Tubac © Rex Vogel, all rights reserved

An historic destination for the arts, Tubac features over 100 eclectic shops and world class galleries, clustered in the village plaza, where old adobes, Spanish courtyards, and ocotillo fences blend with a handful of newer buildings. Meandering streets are punctuated by hidden courtyards and sparkling fountains.

There’s a whiff of emergent Santa Fe here without the crowds. Tubac doesn’t even have a traffic light and I find myself falling into a relaxed rhythm as I wander the district. A half day can easily disappear wandering amongst this wealth of painting, sculpture, ceramics, and photography, as well as unique regional fashion, leather, crafts, antiques, and jewelry.

It’s no wonder the town coined the slogan, “Where Art and History Meet.”

Tubac Presidio State Historic Park © Rex Vogel, all rights reserved

Here also is the Tubac Presidio State Historic Park.
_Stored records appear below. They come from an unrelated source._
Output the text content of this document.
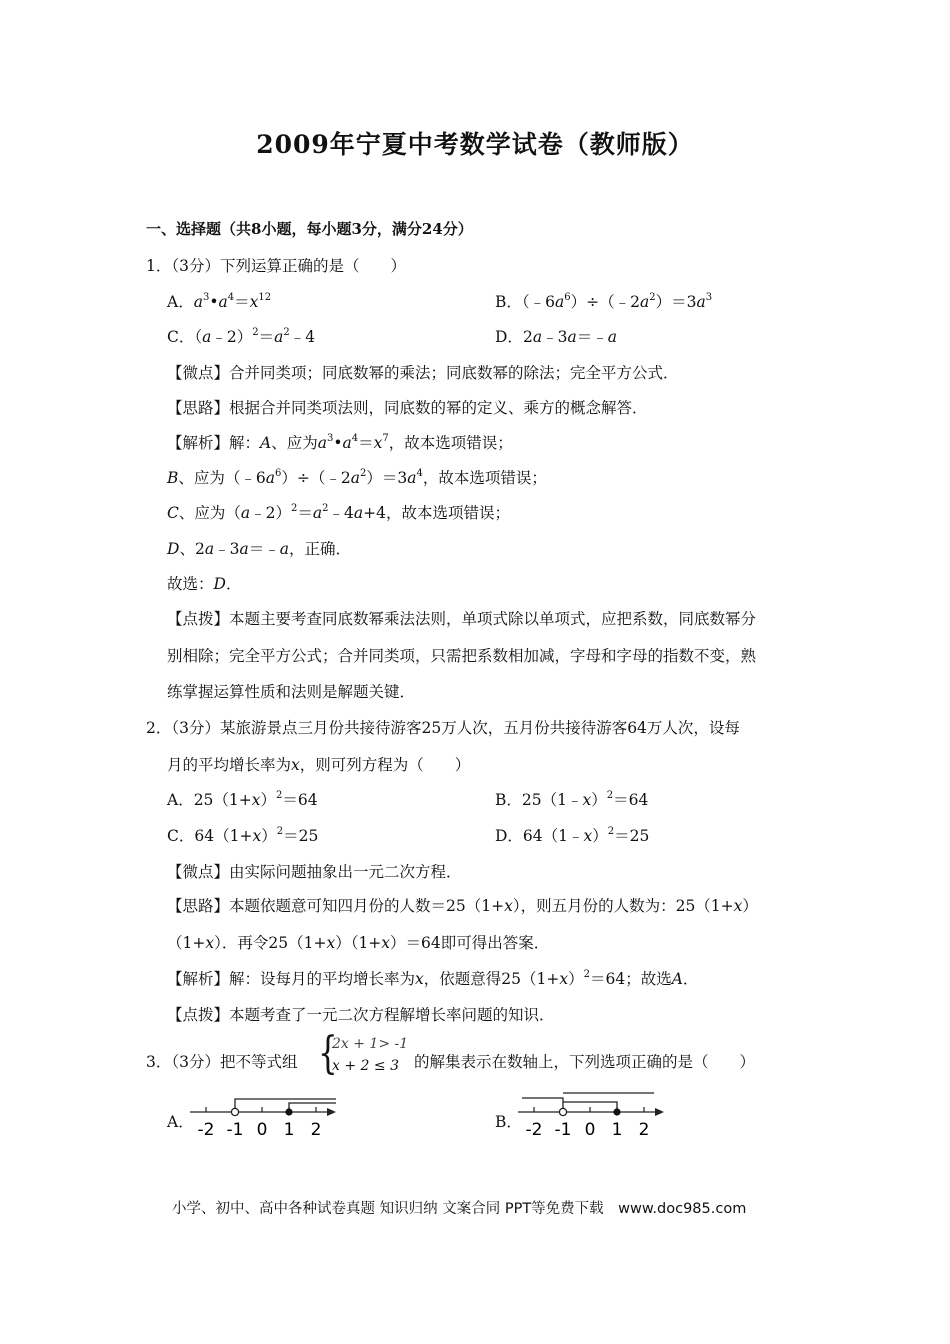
2009年宁夏中考数学试卷（教师版）
一、选择题（共8小题，每小题3分，满分24分）
1．（3分）下列运算正确的是（　　）
A．$a^3•a^4=x^{12}$	B．$(﹣6a^6)\div(﹣2a^2)=3a^3$
C．$(a﹣2)^2=a^2﹣4$	D．2a﹣3a＝﹣a
【微点】合并同类项；同底数幂的乘法；同底数幂的除法；完全平方公式．
【思路】根据合并同类项法则，同底数的幂的定义、乘方的概念解答．
【解析】解：A、应为$a^3•a^4=x^7$，故本选项错误；
B、应为$(﹣6a^6)\div(﹣2a^2)=3a^4$，故本选项错误；
C、应为$(a﹣2)^2=a^2﹣4a+4$，故本选项错误；
D、2a﹣3a＝﹣a，正确．
故选：D．
【点拨】本题主要考查同底数幂乘法法则，单项式除以单项式，应把系数，同底数幂分
别相除；完全平方公式；合并同类项，只需把系数相加减，字母和字母的指数不变，熟
练掌握运算性质和法则是解题关键．
2．（3分）某旅游景点三月份共接待游客25万人次，五月份共接待游客64万人次，设每
月的平均增长率为x，则可列方程为（　　）
A．$25(1+x)^2=64$	B．25（1﹣x）$^2$＝64
C．$64(1+x)^2=25$	D．64（1﹣x）$^2$＝25
【微点】由实际问题抽象出一元二次方程．
【思路】本题依题意可知四月份的人数＝25（1+x），则五月份的人数为：25（1+x）
（1+x）．再令25（1+x）（1+x）＝64即可得出答案．
【解析】解：设每月的平均增长率为x，依题意得$25(1+x)^2=64$；故选A．
【点拨】本题考查了一元二次方程解增长率问题的知识．
3．（3分）把不等式组 {
2x + 1> -1
x + 2 ≤ 3 的解集表示在数轴上，下列选项正确的是（　　）
A． -2 -1 0 1 2	B． -2 -1 0 1 2
小学、初中、高中各种试卷真题 知识归纳 文案合同 PPT等免费下载　www.doc985.com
Located in Tubac’s Old Town, the park’s museum offers a fascinating look at the history of the Santa Cruz Valley and Arizona’s first printing press.

Tubac Presidio State Historic Park © Rex Vogel, all rights reserved

The park is Arizona’s first state park and marks the location of Arizona’s first European settlement. An underground archaeological site displays the adobe presidio ruins.

Tubac Presidio State Historic Park © Rex Vogel, all rights reserved

Worth Pondering…

History, although sometimes made up of the few acts of the great, is more often shaped by the many acts of the small.